Photo by Michael Garate on Flickr.

Conditions have recently improved in the Bethesda Metro station. Now that escalator renovations are done, the station has much less of a bottleneck.

But this busy station desperately needs even more capacity. It’s time to build a southern entrance to the station.

Plans have long called for a second entrance toward the southern end of the platform. It was assumed that a southern entrance would be built at some point in the future when the station began service in 1984.

The future started becoming the present when the Maryland MTA started planning for the Purple Line. A new entrance is necessary for a convenient direct transfer between the Red Line and the Purple Line.

While the new southern entrance was conceived as a bank of elevators that would connect the Red Line and future Purple Line, it would also serve as a second entrance to the Red Line, regardless of whether or not a transit rider is transferring. Therefore, its construction is not dependent on Purple Line groundbreaking.

A new entrance would immediately benefit Red Line riders the day it opens. This has made the county interested in financing the new entrance on its own, independent of the Purple Line’s engineering process.

Because escalators need to be periodically rebuilt, the single-escalator bottleneck situation in the Bethesda Metro station was largely unavoidable. Realistically, the other escalator that goes between the mezzanine and the platform will need to be rebuilt at some point in the future.
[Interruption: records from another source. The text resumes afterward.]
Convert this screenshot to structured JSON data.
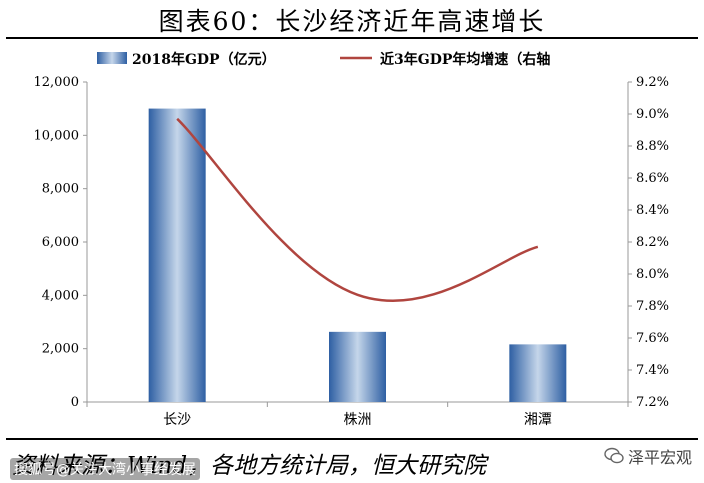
{
  "title": "图表60：长沙经济近年高速增长",
  "source": "资料来源：Wind，各地方统计局，恒大研究院",
  "watermark_left": "搜狐号@关注大湾小事经发展",
  "watermark_right": "泽平宏观",
  "colors": {
    "bar": "#2e5fa3",
    "bar_light": "#c5d6ea",
    "line": "#b0453f"
  },
  "chart_data": {
    "type": "bar+line",
    "categories": [
      "长沙",
      "株洲",
      "湘潭"
    ],
    "series": [
      {
        "name": "2018年GDP（亿元）",
        "type": "bar",
        "axis": "left",
        "values": [
          11003,
          2631,
          2161
        ]
      },
      {
        "name": "近3年GDP年均增速（右轴",
        "type": "line",
        "axis": "right",
        "values": [
          8.97,
          7.87,
          8.17
        ]
      }
    ],
    "y_left": {
      "min": 0,
      "max": 12000,
      "ticks": [
        "0",
        "2,000",
        "4,000",
        "6,000",
        "8,000",
        "10,000",
        "12,000"
      ]
    },
    "y_right": {
      "min": 7.2,
      "max": 9.2,
      "ticks": [
        "7.2%",
        "7.4%",
        "7.6%",
        "7.8%",
        "8.0%",
        "8.2%",
        "8.4%",
        "8.6%",
        "8.8%",
        "9.0%",
        "9.2%"
      ]
    },
    "legend": "top"
  }
}
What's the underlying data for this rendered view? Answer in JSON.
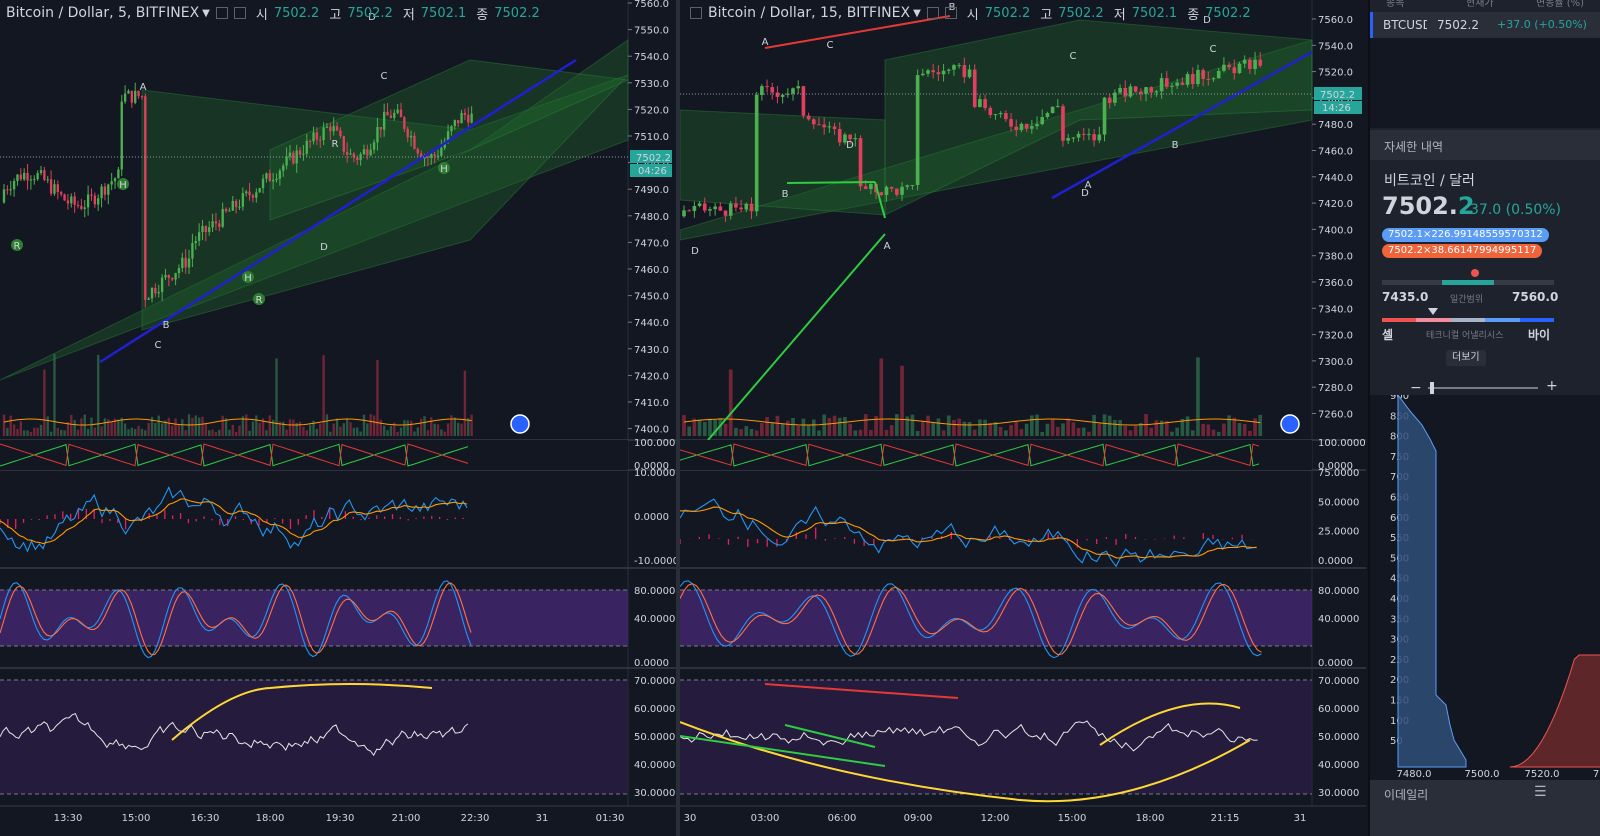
{
  "charts": [
    {
      "header": {
        "symbol": "Bitcoin / Dollar, 5, BITFINEX",
        "o_label": "시",
        "o": "7502.2",
        "h_label": "고",
        "h": "7502.2",
        "l_label": "저",
        "l": "7502.1",
        "c_label": "종",
        "c": "7502.2"
      },
      "price_ticks": [
        "7560.0",
        "7550.0",
        "7540.0",
        "7530.0",
        "7520.0",
        "7510.0",
        "7500.0",
        "7490.0",
        "7480.0",
        "7470.0",
        "7460.0",
        "7450.0",
        "7440.0",
        "7430.0",
        "7420.0",
        "7410.0",
        "7400.0"
      ],
      "price_label": "7502.2",
      "countdown": "04:26",
      "time_ticks": [
        "13:30",
        "15:00",
        "16:30",
        "18:00",
        "19:30",
        "21:00",
        "22:30",
        "31",
        "01:30"
      ],
      "osc1_ticks": [
        "100.0000",
        "0.0000"
      ],
      "macd_ticks": [
        "10.0000",
        "0.0000",
        "-10.0000"
      ],
      "stoch_ticks": [
        "80.0000",
        "40.0000",
        "0.0000"
      ],
      "rsi_ticks": [
        "70.0000",
        "60.0000",
        "50.0000",
        "40.0000",
        "30.0000"
      ],
      "pattern_labels": [
        "A",
        "B",
        "C",
        "D",
        "C",
        "D",
        "H",
        "H",
        "H",
        "R",
        "R",
        "R"
      ]
    },
    {
      "header": {
        "symbol": "Bitcoin / Dollar, 15, BITFINEX",
        "o_label": "시",
        "o": "7502.2",
        "h_label": "고",
        "h": "7502.2",
        "l_label": "저",
        "l": "7502.1",
        "c_label": "종",
        "c": "7502.2"
      },
      "price_ticks": [
        "7560.0",
        "7540.0",
        "7520.0",
        "7500.0",
        "7480.0",
        "7460.0",
        "7440.0",
        "7420.0",
        "7400.0",
        "7380.0",
        "7360.0",
        "7340.0",
        "7320.0",
        "7300.0",
        "7280.0",
        "7260.0"
      ],
      "price_label": "7502.2",
      "countdown": "14:26",
      "time_ticks": [
        "30",
        "03:00",
        "06:00",
        "09:00",
        "12:00",
        "15:00",
        "18:00",
        "21:15",
        "31"
      ],
      "osc1_ticks": [
        "100.0000",
        "0.0000"
      ],
      "macd_ticks": [
        "75.0000",
        "50.0000",
        "25.0000",
        "0.0000"
      ],
      "stoch_ticks": [
        "80.0000",
        "40.0000",
        "0.0000"
      ],
      "rsi_ticks": [
        "70.0000",
        "60.0000",
        "50.0000",
        "40.0000",
        "30.0000"
      ],
      "pattern_labels": [
        "A",
        "B",
        "C",
        "D",
        "A",
        "B",
        "C",
        "D",
        "A",
        "B",
        "C",
        "D",
        "D"
      ]
    }
  ],
  "sidebar": {
    "top_headers": [
      "종목",
      "현재가",
      "변동률 (%)"
    ],
    "watch_symbol": "BTCUSD",
    "watch_price": "7502.2",
    "watch_change": "+37.0 (+0.50%)",
    "details_title": "자세한 내역",
    "pair_name": "비트코인 / 달러",
    "price_main": "7502.",
    "price_last": "2",
    "change": "37.0 (0.50%)",
    "bid_chip": "7502.1×226.99148559570312",
    "ask_chip": "7502.2×38.66147994995117",
    "range_low": "7435.0",
    "range_label": "일간범위",
    "range_high": "7560.0",
    "sell_label": "셀",
    "tech_label": "테크니컬 어낼리시스",
    "buy_label": "바이",
    "more_button": "더보기",
    "depth_y_ticks": [
      "900",
      "850",
      "800",
      "750",
      "700",
      "650",
      "600",
      "550",
      "500",
      "450",
      "400",
      "350",
      "300",
      "250",
      "200",
      "150",
      "100",
      "50"
    ],
    "depth_x_ticks": [
      "7480.0",
      "7500.0",
      "7520.0",
      "7"
    ],
    "bottom_label": "이데일리",
    "colors": {
      "bid": "#5b9cf6",
      "ask": "#ef5350",
      "up": "#26a69a"
    }
  }
}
And then Bethesda will be right back to being cramped and frustrating.

Like Medical Center, Bethesda only has one escalator bank that connects the mezzanine and the surface. I shudder to think what would happen if there were some sort of emergency down on the platform when one of the mezzanine escalators is under repair.

The slow and cramped conditions on the one escalator would turn into something much worse. Because every escalator eventually needs to be rebuilt, there will be many points in the future where the Bethesda Metro station would be crippled in an emergency situation than under normal conditions.

Because of the ongoing global credit crunch, interest rates remain historically low. Part of the cost of any project is the cost of obtaining financing. As anyone with a mortgage knows, a lower interest rate lowers the monthly payments to service the construction bond.

Montgomery County should issue the construction bonds as soon as possible. Not only will they improve safety and ridership in one of Montgomery’s most celebrated pieces of infrastructure, they’ll get a good price doing so.

Cavan Wilk became interested in the physical layout and economic systems of modern human settlements while working on his Master’s in Financial Economics. His writing often focuses on the interactions between a place’s form, its economic systems, and the experiences of those who live in them.  He lives in downtown Silver Spring.